Wordt er door jullie ook wetenschappelijk onderzoek gedaan?

In de afgelopen jaren hebben we diverse belangrijke studies gedaan op het gebied van de ziekte van Graves. Zo hebben we voor het eerst aangetoond bij een serie Gravespatiënten dat een modern middel tegen reumatoide artritis, etanercept, een gunstig effect heeft op de ziekteverschijnselen van mensen met Graves orbitopathie. Ook werd door ons de grootste serie patiënten geopereerd met de zogenaamde Swinging Eyelid orbitadecompressietechniek gerapporteerd.

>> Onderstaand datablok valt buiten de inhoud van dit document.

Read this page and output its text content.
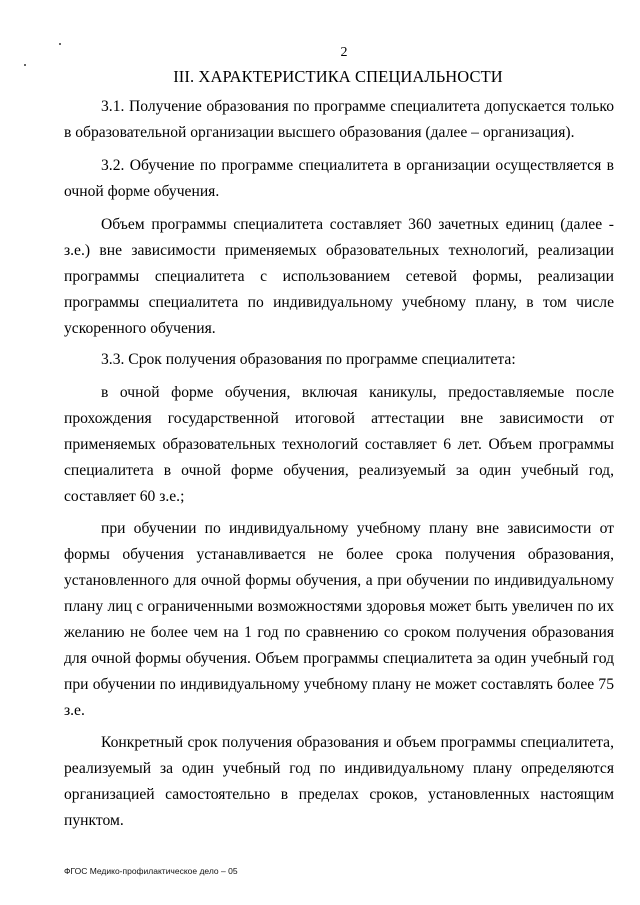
2
III. ХАРАКТЕРИСТИКА СПЕЦИАЛЬНОСТИ

3.1. Получение образования по программе специалитета допускается только в образовательной организации высшего образования (далее – организация).

3.2. Обучение по программе специалитета в организации осуществляется в очной форме обучения.

Объем программы специалитета составляет 360 зачетных единиц (далее - з.е.) вне зависимости применяемых образовательных технологий, реализации программы специалитета с использованием сетевой формы, реализации программы специалитета по индивидуальному учебному плану, в том числе ускоренного обучения.

3.3. Срок получения образования по программе специалитета:

в очной форме обучения, включая каникулы, предоставляемые после прохождения государственной итоговой аттестации вне зависимости от применяемых образовательных технологий составляет 6 лет. Объем программы специалитета в очной форме обучения, реализуемый за один учебный год, составляет 60 з.е.;

при обучении по индивидуальному учебному плану вне зависимости от формы обучения устанавливается не более срока получения образования, установленного для очной формы обучения, а при обучении по индивидуальному плану лиц с ограниченными возможностями здоровья может быть увеличен по их желанию не более чем на 1 год по сравнению со сроком получения образования для очной формы обучения. Объем программы специалитета за один учебный год при обучении по индивидуальному учебному плану не может составлять более 75 з.е.

Конкретный срок получения образования и объем программы специалитета, реализуемый за один учебный год по индивидуальному плану определяются организацией самостоятельно в пределах сроков, установленных настоящим пунктом.

ФГОС Медико-профилактическое дело – 05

Behalve klinisch wetenschappelijk werk doen we in nauwe samenwerking met medewerkers van de vakgroep immunologie Erasmus MC o.l.v. prof. Hemmo Drexhage, laboratorium research met oogkas-vetweefsel van Gravespatiënten om meer inzicht te krijgen in de complexe pathofysiologie van deze ziekte. Er zijn door onze Rotterdamse Graves onderzoeksgroep al enkele belangrijke vondsten gerapporteerd in gezaghebbende Amerikaanse tijdschriften.

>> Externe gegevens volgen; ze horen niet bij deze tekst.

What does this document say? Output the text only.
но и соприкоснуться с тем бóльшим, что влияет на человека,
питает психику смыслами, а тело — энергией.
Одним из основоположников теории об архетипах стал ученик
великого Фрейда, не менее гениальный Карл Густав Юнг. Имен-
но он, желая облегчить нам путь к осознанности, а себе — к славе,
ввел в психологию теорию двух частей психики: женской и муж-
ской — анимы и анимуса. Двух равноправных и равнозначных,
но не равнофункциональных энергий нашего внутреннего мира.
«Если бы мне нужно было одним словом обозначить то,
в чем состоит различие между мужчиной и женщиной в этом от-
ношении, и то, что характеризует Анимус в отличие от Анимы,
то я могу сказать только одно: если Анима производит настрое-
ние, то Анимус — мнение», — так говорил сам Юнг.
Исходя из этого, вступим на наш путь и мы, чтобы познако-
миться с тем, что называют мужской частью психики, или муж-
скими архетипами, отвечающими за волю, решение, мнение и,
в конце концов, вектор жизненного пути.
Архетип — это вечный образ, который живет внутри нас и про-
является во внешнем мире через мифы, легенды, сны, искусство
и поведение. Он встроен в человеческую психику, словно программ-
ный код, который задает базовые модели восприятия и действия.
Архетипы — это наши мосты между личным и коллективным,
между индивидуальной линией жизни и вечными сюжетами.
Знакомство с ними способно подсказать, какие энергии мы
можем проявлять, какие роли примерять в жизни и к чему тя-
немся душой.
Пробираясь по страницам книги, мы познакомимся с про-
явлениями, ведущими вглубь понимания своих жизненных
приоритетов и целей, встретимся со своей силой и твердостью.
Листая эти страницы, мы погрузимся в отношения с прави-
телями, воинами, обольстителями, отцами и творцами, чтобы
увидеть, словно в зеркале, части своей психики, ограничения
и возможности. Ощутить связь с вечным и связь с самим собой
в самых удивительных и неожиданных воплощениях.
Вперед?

Door meer inzicht te krijgen in de ziekte ontstaan er opportunities voor nieuwe medicatie. Het mooie van ons lab model met humaan weefsel is dat we in het lab al kunnen testen of bepaalde medicatie een gunstig effect heeft op de ziekte. Pas daarna kan het eventueel worden getest bij patiënten.

Dit interview verscheen in het Schildklier Magazine van maart 2009.